Connecticut Governor Dannel Malloy has released a new cybersecurity strategy for the state. The strategy was produced through the Department of Administrative Services (DAS) by the state’s Chief Cybersecurity Risk Officer Arthur House and Chief Information Officer Mark Raymond. The Governor created the position of Chief Cybersecurity Risk Officer last year and charged House with creating this strategy as his first priority.
The strategy is broken down into seven key principles – leadership, literacy, preparation, response, recovery, communication and verification, which officials say can be applied to every person and entity in Connecticut.
The strategy was published along with an extensive report on the overall cybersecurity preparedness of Connecticut. The report breaks the state into five main groups in order to address the current state of cybersecurity efforts. The five groups are: state government; municipalities; business; higher education and law enforcement. From there the report highlights the challenges facing each group and makes recommendations in line with the seven principles.

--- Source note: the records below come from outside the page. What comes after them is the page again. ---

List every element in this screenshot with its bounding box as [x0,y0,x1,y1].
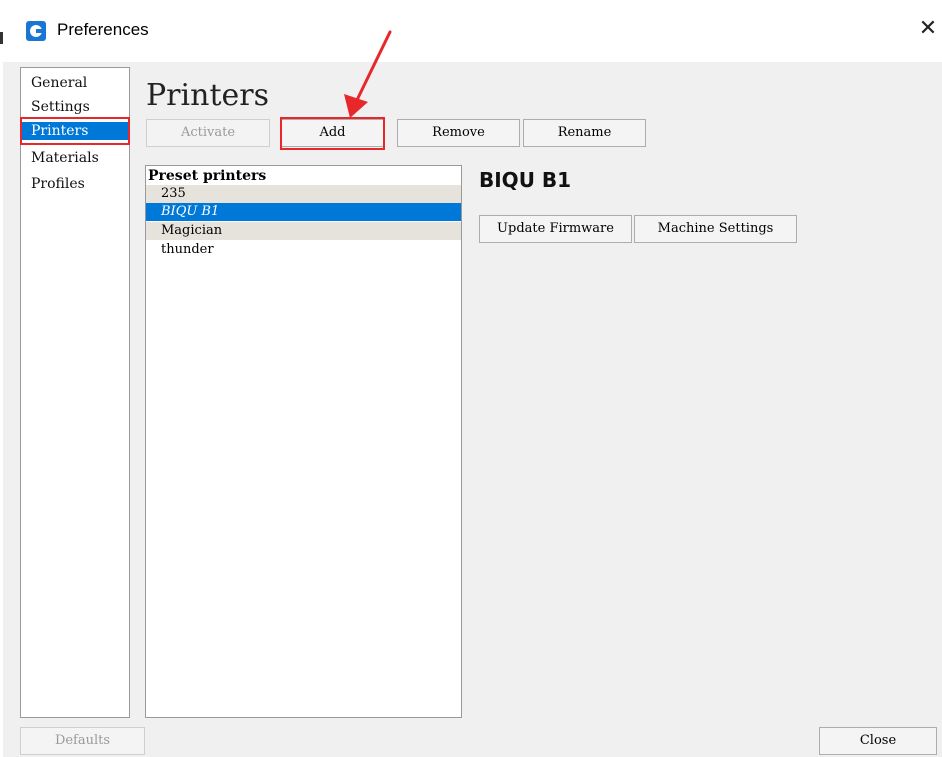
printer-list-item-235[interactable]: 235 [146,185,461,203]
window-edge-mark [0,32,3,44]
printer-list-item-thunder[interactable]: thunder [146,241,461,259]
close-icon[interactable]: ✕ [916,17,940,41]
app-logo-icon [26,21,46,41]
defaults-button[interactable]: Defaults [20,727,145,755]
selected-printer-name: BIQU B1 [479,168,572,192]
dialog-content [3,62,942,757]
sidebar-item-printers[interactable]: Printers [21,122,129,140]
machine-settings-button[interactable]: Machine Settings [634,215,797,243]
window-title-bar: Preferences ✕ [0,0,942,62]
close-button[interactable]: Close [819,727,937,755]
window-title: Preferences [57,20,149,39]
printer-list-item-biqu-b1[interactable]: BIQU B1 [146,203,461,221]
sidebar-item-general[interactable]: General [31,74,87,92]
remove-button[interactable]: Remove [397,119,520,147]
preferences-nav-list: General Settings Printers Materials Prof… [20,67,130,718]
printer-list: Preset printers 235 BIQU B1 Magician thu… [145,165,462,718]
sidebar-item-profiles[interactable]: Profiles [31,175,85,193]
update-firmware-button[interactable]: Update Firmware [479,215,632,243]
sidebar-item-settings[interactable]: Settings [31,98,90,116]
printer-list-header: Preset printers [148,168,267,184]
activate-button[interactable]: Activate [146,119,270,147]
printer-list-item-magician[interactable]: Magician [146,222,461,240]
page-title: Printers [146,78,269,113]
sidebar-item-materials[interactable]: Materials [31,149,99,167]
add-button[interactable]: Add [280,119,385,147]
rename-button[interactable]: Rename [523,119,646,147]
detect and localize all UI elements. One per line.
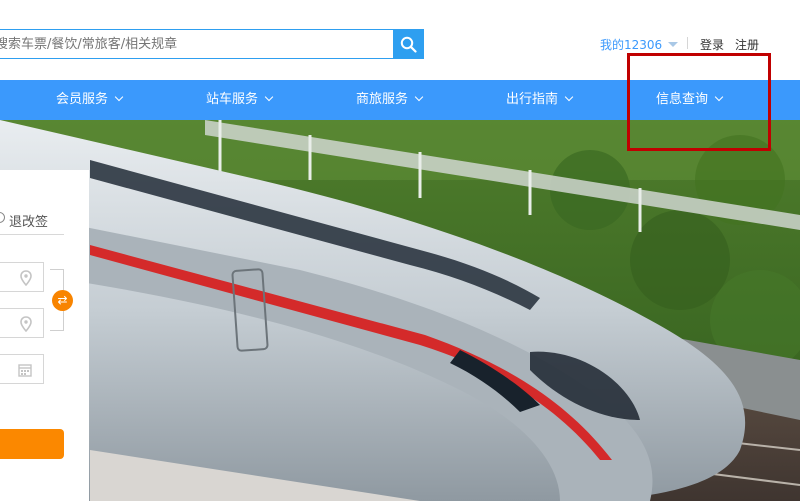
main-nav: 会员服务 站车服务 商旅服务 出行指南 信息查询 [0, 80, 800, 120]
to-station-field[interactable] [0, 308, 44, 338]
query-button[interactable] [0, 429, 64, 459]
nav-item-label: 站车服务 [206, 92, 259, 107]
train-illustration [0, 120, 800, 501]
nav-item-label: 出行指南 [506, 92, 559, 107]
nav-item-label: 信息查询 [656, 92, 709, 107]
my-account-link[interactable]: 我的12306 [600, 36, 662, 53]
hero-banner [0, 120, 800, 501]
ticket-booking-panel: 退改签 ⇄ [0, 170, 89, 501]
nav-item-label: 商旅服务 [356, 92, 409, 107]
radio-button[interactable] [0, 212, 5, 223]
login-link[interactable]: 登录 [700, 36, 724, 53]
date-field[interactable] [0, 354, 44, 384]
tab-underline [0, 234, 64, 235]
top-header: 我的12306 登录 注册 [0, 0, 800, 80]
swap-arrows-icon: ⇄ [57, 293, 68, 307]
search-button[interactable] [393, 29, 424, 59]
chevron-down-icon [264, 92, 274, 102]
nav-item-info-query[interactable]: 信息查询 [656, 80, 724, 120]
chevron-down-icon [564, 92, 574, 102]
chevron-down-icon [414, 92, 424, 102]
location-pin-icon [20, 270, 32, 286]
swap-stations-button[interactable]: ⇄ [52, 290, 73, 311]
calendar-icon [18, 364, 32, 377]
caret-down-icon[interactable] [668, 42, 678, 47]
page: 我的12306 登录 注册 会员服务 站车服务 商旅服务 出行指南 信息查询 [0, 0, 800, 501]
register-link[interactable]: 注册 [735, 36, 759, 53]
chevron-down-icon [714, 92, 724, 102]
search-input[interactable] [0, 29, 394, 59]
search-bar [0, 29, 424, 59]
nav-item-member-services[interactable]: 会员服务 [56, 80, 124, 120]
from-station-field[interactable] [0, 262, 44, 292]
location-pin-icon [20, 316, 32, 332]
nav-item-station-services[interactable]: 站车服务 [206, 80, 274, 120]
nav-item-label: 会员服务 [56, 92, 109, 107]
tab-refund-change[interactable]: 退改签 [9, 211, 48, 230]
search-icon [400, 36, 417, 53]
chevron-down-icon [114, 92, 124, 102]
divider [687, 37, 688, 49]
nav-item-travel-guide[interactable]: 出行指南 [506, 80, 574, 120]
nav-item-business-travel[interactable]: 商旅服务 [356, 80, 424, 120]
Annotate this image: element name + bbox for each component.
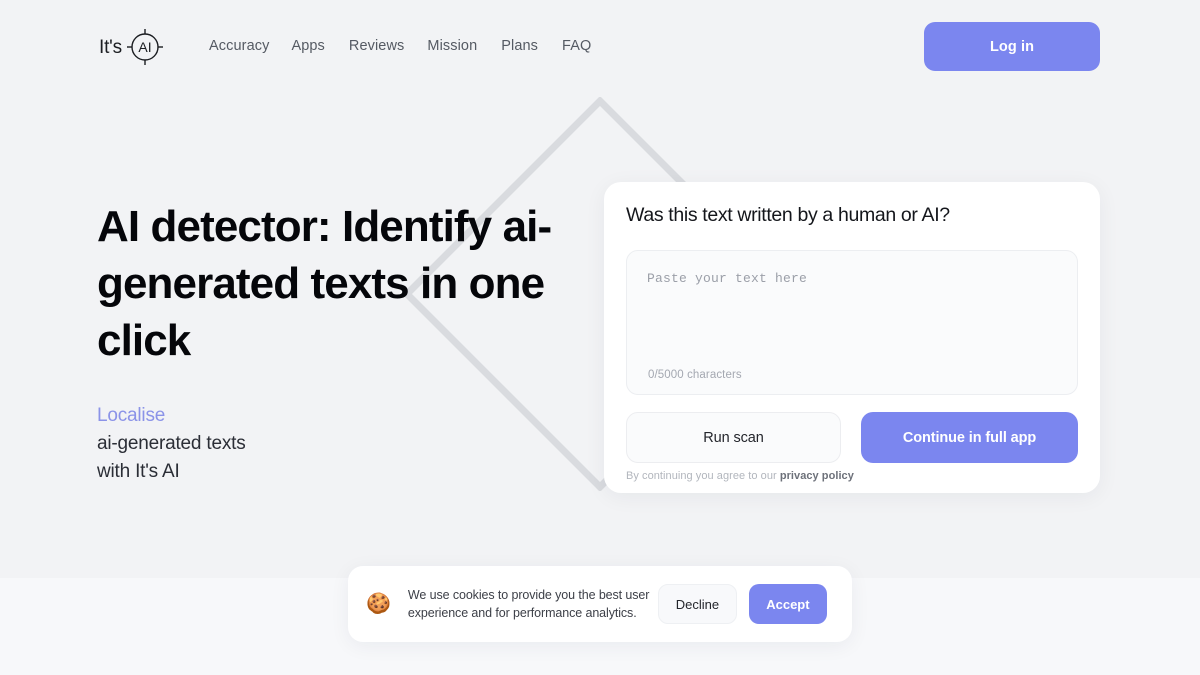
hero-subtitle-line2: with It's AI bbox=[97, 461, 180, 482]
textarea-placeholder: Paste your text here bbox=[647, 271, 808, 286]
nav-item-accuracy[interactable]: Accuracy bbox=[209, 38, 291, 54]
hero-subtitle: Localise ai-generated texts with It's AI bbox=[97, 402, 557, 486]
cookie-consent-banner: 🍪 We use cookies to provide you the best… bbox=[348, 566, 852, 642]
brand-logo[interactable]: It's AI bbox=[99, 29, 166, 66]
hero-subtitle-accent: Localise bbox=[97, 405, 166, 426]
run-scan-button[interactable]: Run scan bbox=[626, 412, 842, 463]
scanner-actions: Run scan Continue in full app bbox=[626, 412, 1078, 463]
continue-in-full-app-button[interactable]: Continue in full app bbox=[861, 412, 1078, 463]
login-button[interactable]: Log in bbox=[924, 22, 1100, 71]
primary-navigation: Accuracy Apps Reviews Mission Plans FAQ bbox=[209, 38, 614, 54]
nav-item-apps[interactable]: Apps bbox=[291, 38, 348, 54]
scanner-title: Was this text written by a human or AI? bbox=[626, 204, 950, 226]
crosshair-target-icon: AI bbox=[126, 29, 163, 65]
cookie-accept-button[interactable]: Accept bbox=[748, 584, 827, 624]
nav-item-plans[interactable]: Plans bbox=[501, 38, 562, 54]
ai-scanner-card: Was this text written by a human or AI? … bbox=[604, 182, 1100, 493]
hero-section: AI detector: Identify ai-generated texts… bbox=[97, 198, 557, 486]
nav-item-faq[interactable]: FAQ bbox=[562, 38, 614, 54]
nav-item-mission[interactable]: Mission bbox=[427, 38, 501, 54]
site-header: It's AI Accuracy Apps Reviews Mission Pl… bbox=[0, 0, 1200, 94]
cookie-banner-message: We use cookies to provide you the best u… bbox=[407, 588, 650, 620]
cookie-icon: 🍪 bbox=[366, 593, 391, 615]
brand-logo-mark-text: AI bbox=[138, 39, 151, 55]
page-title: AI detector: Identify ai-generated texts… bbox=[97, 202, 552, 365]
brand-logo-word: It's bbox=[99, 37, 122, 58]
hero-subtitle-line1: ai-generated texts bbox=[97, 433, 246, 454]
privacy-policy-link[interactable]: privacy policy bbox=[780, 470, 854, 482]
privacy-notice: By continuing you agree to our privacy p… bbox=[626, 470, 854, 482]
cookie-decline-button[interactable]: Decline bbox=[657, 584, 737, 624]
privacy-notice-prefix: By continuing you agree to our bbox=[626, 470, 780, 482]
text-input-area[interactable]: Paste your text here 0/5000 characters bbox=[626, 250, 1078, 395]
character-counter: 0/5000 characters bbox=[648, 369, 742, 381]
nav-item-reviews[interactable]: Reviews bbox=[349, 38, 428, 54]
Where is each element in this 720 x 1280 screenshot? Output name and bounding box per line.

Report authors suggest that robust cybersecurity “can become a Connecticut hallmark” if everyone makes an effort to implement the strategy.
The strategy will be followed by an action plan that will go into greater detail about what state officials plan to do to make cyberspace safer in Connecticut. The Department of Emergency Services and Public Protection – through the Connecticut State Police, the Connecticut Intelligence Center, and the Division of Emergency Management and Homeland Security – will have a significant role in the plan’s implementation, according to the governor’s office.
Connecticut is the latest state to announce a significant cybersecurity effort. Govs. Terry McAuliffe (D-Va.) and Brian Sandoval (R-Nev.) have made cybersecurity a focal point of their leadership of the National Governor’s Association and are working with several states to help them build policies. Last October, CivSource spoke with Governor McAuliffe about his cybersecurity playbook which he hopes will serve as a guide for state leaders.